We setup a test connection with 4 Netmetal 5, attenuators, switch, etc. This "Device Under Test", has been connected to Spirent TestCenter to measure effective performance: various throughput,
latency, jitter, packet loss and so on.
Part of test setup can be seen in the following picture:
We found out that while the throughput can be acceptable (around 120 mbps fdx), the bit error rate is not acceptable for cable replacement purpose, because it is around 10E-4, using Netmetal 5.
That 10E-4 is due by the board which looses some frame every 10-30 minutes. That's happen when the board is loaded at 90% and even when the board is loaded only at 40%. These result happened with six diffent Netmetal 5.
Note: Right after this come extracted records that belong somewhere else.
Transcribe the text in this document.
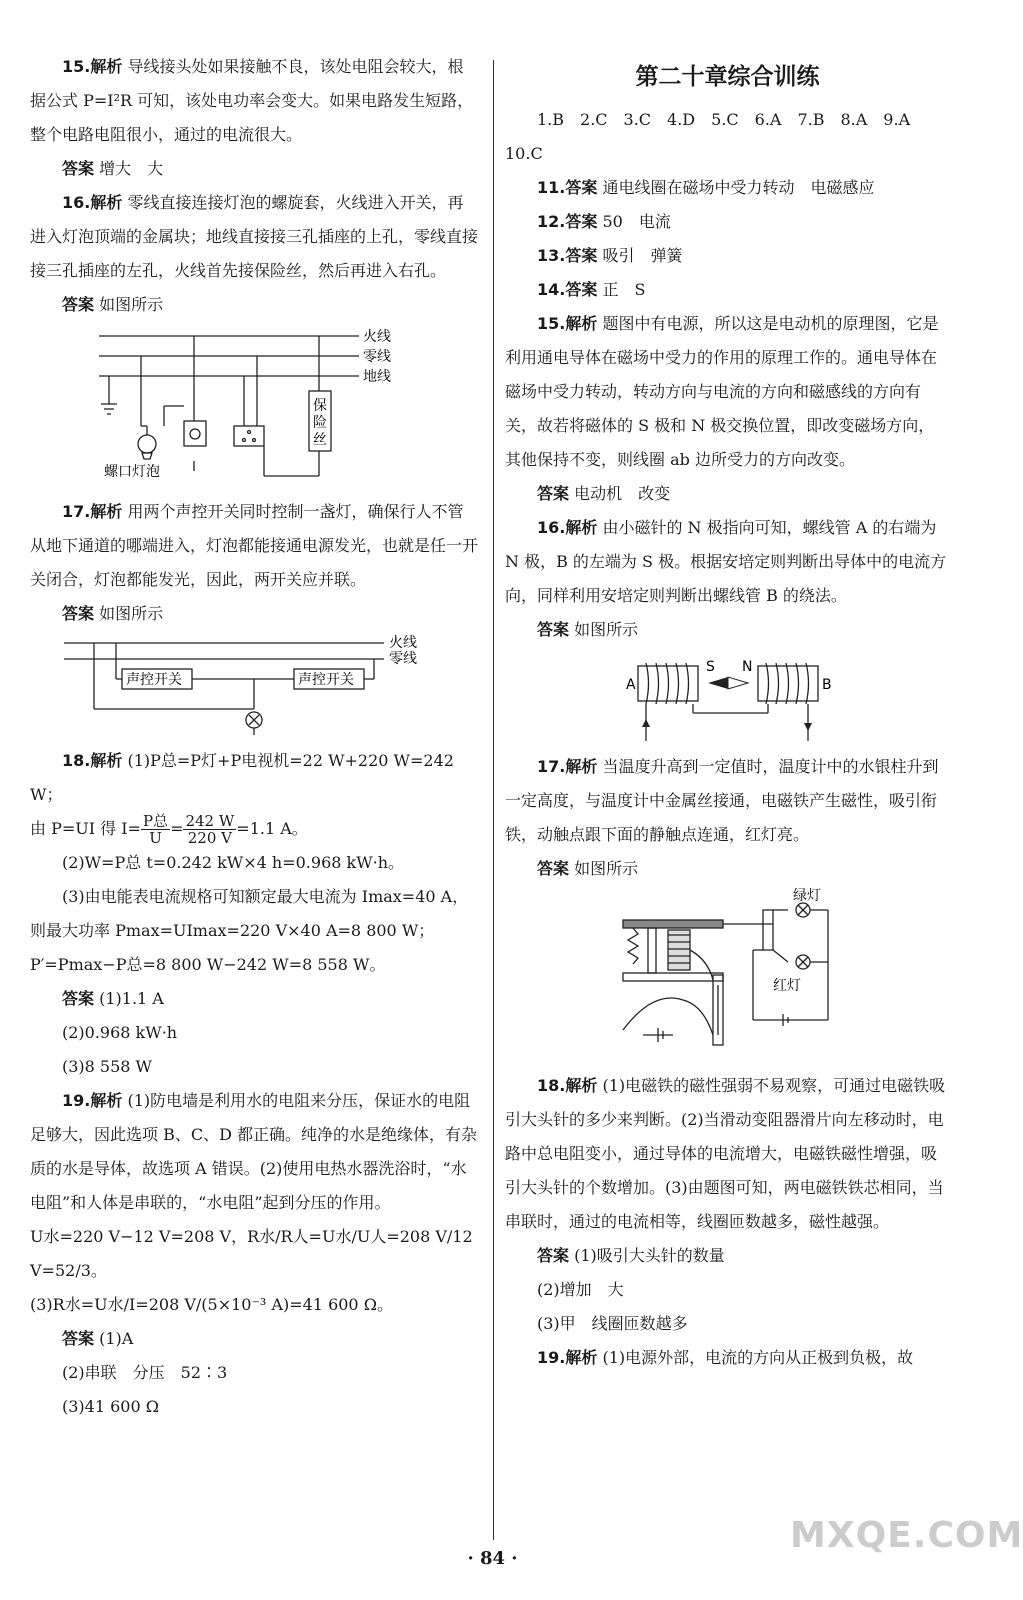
15.解析 导线接头处如果接触不良，该处电阻会较大，根据公式 P=I²R 可知，该处电功率会变大。如果电路发生短路，整个电路电阻很小，通过的电流很大。

答案 增大　大

16.解析 零线直接连接灯泡的螺旋套，火线进入开关，再进入灯泡顶端的金属块；地线直接接三孔插座的上孔，零线直接接三孔插座的左孔，火线首先接保险丝，然后再进入右孔。

答案 如图所示

火线
零线
地线
保
险
丝
螺口灯泡

17.解析 用两个声控开关同时控制一盏灯，确保行人不管从地下通道的哪端进入，灯泡都能接通电源发光，也就是任一开关闭合，灯泡都能发光，因此，两开关应并联。

答案 如图所示

火线
零线
声控开关	声控开关

18.解析 (1)P总=P灯+P电视机=22 W+220 W=242 W；

由 P=UI 得 $I= \frac{\text{P总}}{U} = \frac{242 W}{220 V} =1.1$ A。

(2)W=P总 t=0.242 kW×4 h=0.968 kW·h。

(3)由电能表电流规格可知额定最大电流为 Imax=40 A，则最大功率 Pmax=UImax=220 V×40 A=8 800 W；

P′=Pmax−P总=8 800 W−242 W=8 558 W。

答案 (1)1.1 A

(2)0.968 kW·h

(3)8 558 W

19.解析 (1)防电墙是利用水的电阻来分压，保证水的电阻足够大，因此选项 B、C、D 都正确。纯净的水是绝缘体，有杂质的水是导体，故选项 A 错误。(2)使用电热水器洗浴时，“水电阻”和人体是串联的，“水电阻”起到分压的作用。

U水=220 V−12 V=208 V，R水/R人=U水/U人=208 V/12 V=52/3。

(3)R水=U水/I=208 V/(5×10⁻³ A)=41 600 Ω。

答案 (1)A

(2)串联　分压　52∶3

(3)41 600 Ω

第二十章综合训练

1.B　2.C　3.C　4.D　5.C　6.A　7.B　8.A　9.A

10.C

11.答案 通电线圈在磁场中受力转动　电磁感应

12.答案 50　电流

13.答案 吸引　弹簧

14.答案 正　S

15.解析 题图中有电源，所以这是电动机的原理图，它是利用通电导体在磁场中受力的作用的原理工作的。通电导体在磁场中受力转动，转动方向与电流的方向和磁感线的方向有关，故若将磁体的 S 极和 N 极交换位置，即改变磁场方向，其他保持不变，则线圈 ab 边所受力的方向改变。

答案 电动机　改变

16.解析 由小磁针的 N 极指向可知，螺线管 A 的右端为 N 极，B 的左端为 S 极。根据安培定则判断出导体中的电流方向，同样利用安培定则判断出螺线管 B 的绕法。

答案 如图所示

A	B
S N

17.解析 当温度升高到一定值时，温度计中的水银柱升到一定高度，与温度计中金属丝接通，电磁铁产生磁性，吸引衔铁，动触点跟下面的静触点连通，红灯亮。

答案 如图所示

绿灯
红灯

18.解析 (1)电磁铁的磁性强弱不易观察，可通过电磁铁吸引大头针的多少来判断。(2)当滑动变阻器滑片向左移动时，电路中总电阻变小，通过导体的电流增大，电磁铁磁性增强，吸引大头针的个数增加。(3)由题图可知，两电磁铁铁芯相同，当串联时，通过的电流相等，线圈匝数越多，磁性越强。

答案 (1)吸引大头针的数量

(2)增加　大

(3)甲　线圈匝数越多

19.解析 (1)电源外部，电流的方向从正极到负极，故

· 84 ·
MXQE.COM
So this board is not suitable for cable replacement. Cable replacement need bit error rate < 10E-9.
But RouterOS, can work on different hardware: so why don't try on x86 ? We put ROS on Core2 hardware of several years ago, running at 2 GHz and we did not loose a packet for days.
That confirms that even old x86 hardware outperforms Netmetal5 hardware, with more performance and stability.
The wireless interface used is the same, it is not problem of wireless interface, the problem is the board and the poor power of the Netmetal cpu. That's the point.
Bridging from ethernet to wireless in a trasparent way is cpu intensive task: Ethernet frames are different from wireless frame (which wireless frame is protocol dependant). Different sizes, different headers. Poor cpu means fewer frames bridged, higher cpu load.
Hope that now is more clear.
By the way: ESXi has not support for QCA9880, so I cannot use it for hypervisor. I had ubuntu kvm available, I tried it and it full support the wireless nic. I made it fully (passthrough) available to CHR VM but it does not see it. Instead if I bridge it at hypervisor level (without passthrough), CHR see it as a standard Ethernet device... quite funny
That could mean that I had to setup the wireless link at hypervisor then use it in CHR, but in this way I loose wireless management functionality of RouterOS and of course, nv2 or nstream.
At the end I tried standard RouterOS on the top of KVM, passing the wireless nic to it and it see it as it was native.